Thursday, July 1, 2010

The Secret Life of Bees

Lily is a girl is a girl with a large heart who desperately wants to love and be loved. Moreover, she demonstrates a strong longing for a maternal figure in her life by her frequent day dreaming about her deceased mother. Lily has not found support from her father or community and can only turn to her housekeeper who has little power in the racist South. In the passage on pages 12 to 15 of chapter one, the audience begins to see just how deep this need for love and change is.
Lily thinks of her mother in a positive light. She thinks her mother’s name, Deborah, is the “prettiest name” she’d ever heard. She sees her mother as a gentle, loving person who “was a lunatic when it came to saving bugs.” She is quite infatuated with the three “last traces of her mother” that she stole from the attic: photo, gloves, wooden picture of Mary. Lily looks passed her mother’s weak chin in the photograph and claims her mother was “above-average pretty.”
The audience sees Lily’s yearning for a maternal connection as she “examined every possible similarity” of herself in her mother’s picture. Lily tries to connect with her mother in assuming that her mother would have “wanted [the photo from the attic] taken.” Also, Lily manages to squeeze the information of her mother’s burial ground from her father, and even gets “worked up thinking [she’d] found a grandmother.” Lily expresses discontent not having her mother around to drive to cheerleading practice or to share in her female maturation. After her first menstruation, Lily “didn’t have a soul to show.” Lily wanted to go every place her mother had ever been.
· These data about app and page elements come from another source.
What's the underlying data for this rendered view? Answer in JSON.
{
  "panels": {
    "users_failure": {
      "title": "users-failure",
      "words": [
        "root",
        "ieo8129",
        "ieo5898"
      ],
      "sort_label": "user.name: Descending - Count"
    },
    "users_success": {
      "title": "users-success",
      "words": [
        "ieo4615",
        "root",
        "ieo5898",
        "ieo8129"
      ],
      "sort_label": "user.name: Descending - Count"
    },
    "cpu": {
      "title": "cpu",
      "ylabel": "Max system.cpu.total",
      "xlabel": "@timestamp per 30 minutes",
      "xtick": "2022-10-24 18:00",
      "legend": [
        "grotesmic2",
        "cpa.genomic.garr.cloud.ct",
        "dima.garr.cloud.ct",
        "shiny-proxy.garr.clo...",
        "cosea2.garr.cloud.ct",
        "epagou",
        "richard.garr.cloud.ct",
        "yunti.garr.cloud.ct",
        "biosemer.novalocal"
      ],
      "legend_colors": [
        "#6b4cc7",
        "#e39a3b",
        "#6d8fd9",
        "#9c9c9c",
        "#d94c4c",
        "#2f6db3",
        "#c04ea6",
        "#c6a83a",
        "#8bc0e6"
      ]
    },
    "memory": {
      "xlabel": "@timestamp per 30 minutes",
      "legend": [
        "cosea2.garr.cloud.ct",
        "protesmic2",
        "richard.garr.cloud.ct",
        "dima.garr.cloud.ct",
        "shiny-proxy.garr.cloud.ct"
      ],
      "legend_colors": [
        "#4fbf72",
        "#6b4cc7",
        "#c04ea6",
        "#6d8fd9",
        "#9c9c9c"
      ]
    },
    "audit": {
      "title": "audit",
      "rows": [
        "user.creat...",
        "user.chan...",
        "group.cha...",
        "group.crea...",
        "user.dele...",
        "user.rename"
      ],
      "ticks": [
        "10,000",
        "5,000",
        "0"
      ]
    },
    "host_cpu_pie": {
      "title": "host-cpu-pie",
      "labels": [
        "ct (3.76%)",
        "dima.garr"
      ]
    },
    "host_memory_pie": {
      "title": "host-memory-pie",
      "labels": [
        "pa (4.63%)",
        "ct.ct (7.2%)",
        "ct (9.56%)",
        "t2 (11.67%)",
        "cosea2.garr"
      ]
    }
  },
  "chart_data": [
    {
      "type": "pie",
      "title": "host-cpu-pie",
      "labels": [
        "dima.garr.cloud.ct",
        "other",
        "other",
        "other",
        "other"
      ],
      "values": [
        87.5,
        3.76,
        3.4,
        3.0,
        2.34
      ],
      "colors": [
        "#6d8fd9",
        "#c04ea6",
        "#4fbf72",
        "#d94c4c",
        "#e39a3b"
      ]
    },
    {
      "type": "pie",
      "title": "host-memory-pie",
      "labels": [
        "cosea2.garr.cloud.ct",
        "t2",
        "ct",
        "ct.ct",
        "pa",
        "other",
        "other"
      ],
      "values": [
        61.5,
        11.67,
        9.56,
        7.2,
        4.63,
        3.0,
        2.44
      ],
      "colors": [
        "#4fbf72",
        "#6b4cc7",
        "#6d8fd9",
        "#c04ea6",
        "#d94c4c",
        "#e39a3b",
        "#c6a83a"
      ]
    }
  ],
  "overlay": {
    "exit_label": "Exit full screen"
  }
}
Lily was not satisfied with her present living environment. Her father was abusive and unsupportive. He “refused to speak” Lily’s mother’s name and would get upset when hearing it. By imagining her mother “waiting at the car fender for love to come to her, and not too patiently,” the audience understands that Lily is expressing her own impatient wait for love. Lily often escapes from her father’s meanness, the memory of the afternoon the gun went off, and the world by going to her “special place” that no one else knew about. She claimed it was her “plot of earth.” She thought about what kind of place “Tiburon, S.C.” was and used it as another escape from her current location. She knew it was not far away and promised to go there one day when she was grown-up enough.
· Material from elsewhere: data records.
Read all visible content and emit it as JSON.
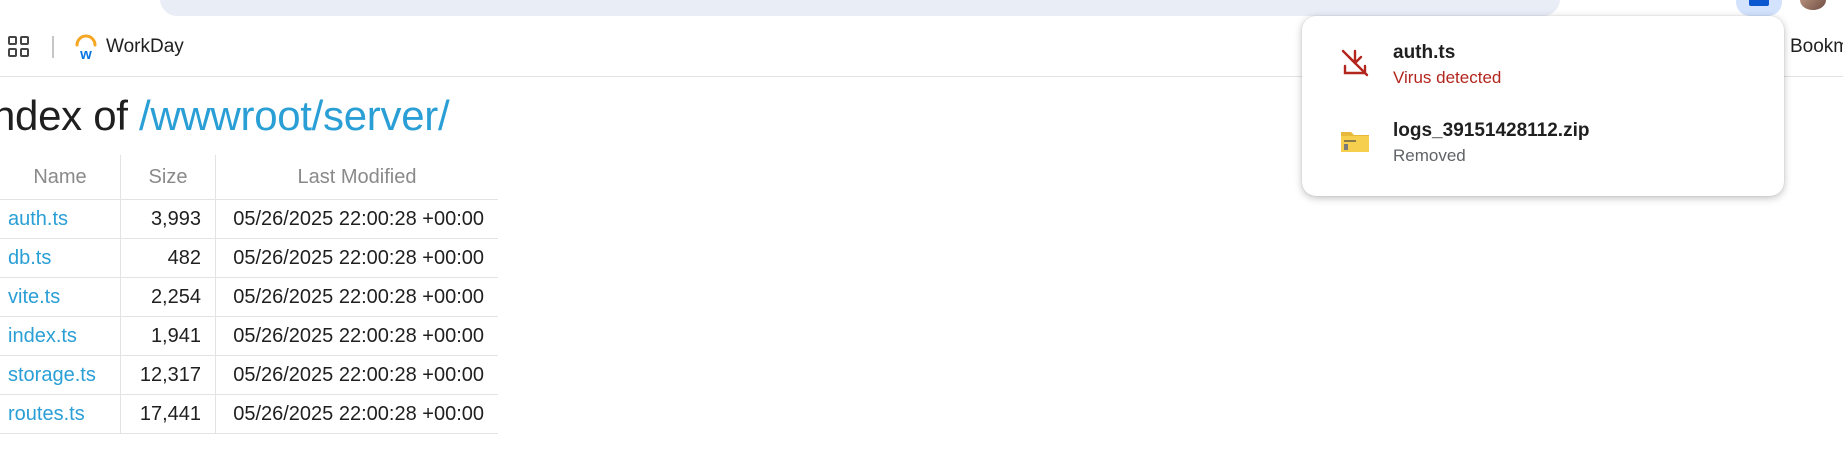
{
  "bookmarks": {
    "items": [
      {
        "label": "WorkDay"
      }
    ],
    "overflow_label": "Bookm"
  },
  "page": {
    "heading_prefix": "ndex of ",
    "heading_path": "/wwwroot/server/",
    "columns": {
      "name": "Name",
      "size": "Size",
      "modified": "Last Modified"
    },
    "rows": [
      {
        "name": "auth.ts",
        "size": "3,993",
        "modified": "05/26/2025 22:00:28 +00:00"
      },
      {
        "name": "db.ts",
        "size": "482",
        "modified": "05/26/2025 22:00:28 +00:00"
      },
      {
        "name": "vite.ts",
        "size": "2,254",
        "modified": "05/26/2025 22:00:28 +00:00"
      },
      {
        "name": "index.ts",
        "size": "1,941",
        "modified": "05/26/2025 22:00:28 +00:00"
      },
      {
        "name": "storage.ts",
        "size": "12,317",
        "modified": "05/26/2025 22:00:28 +00:00"
      },
      {
        "name": "routes.ts",
        "size": "17,441",
        "modified": "05/26/2025 22:00:28 +00:00"
      }
    ]
  },
  "downloads": {
    "items": [
      {
        "filename": "auth.ts",
        "status": "Virus detected",
        "icon": "download-blocked-icon",
        "status_color": "#b3261e"
      },
      {
        "filename": "logs_39151428112.zip",
        "status": "Removed",
        "icon": "zip-folder-icon",
        "status_color": "#5f6368"
      }
    ]
  },
  "colors": {
    "link": "#2a9fd6",
    "danger": "#b3261e",
    "accent": "#0b57d0"
  }
}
The three items Lily keeps in a tin box are very telling of her. The photograph of her mother symbolizes the mother she always wanted. The “white cotton gloves stained the color of age” represent her sweet, innocent nature that has been tarnished by unfair circumstances she is not responsible for. The “small wooden picture of Mary” with black skin had “on the back an unknown hand had written ‘Tiburon, S.C.’” which allowed Lily to imagine a place that offered change and hope.
Finally, the audience knows that Lily is not reserved to live out her days unhappy when she uses the phrase “which offered me genuine hope for my future.”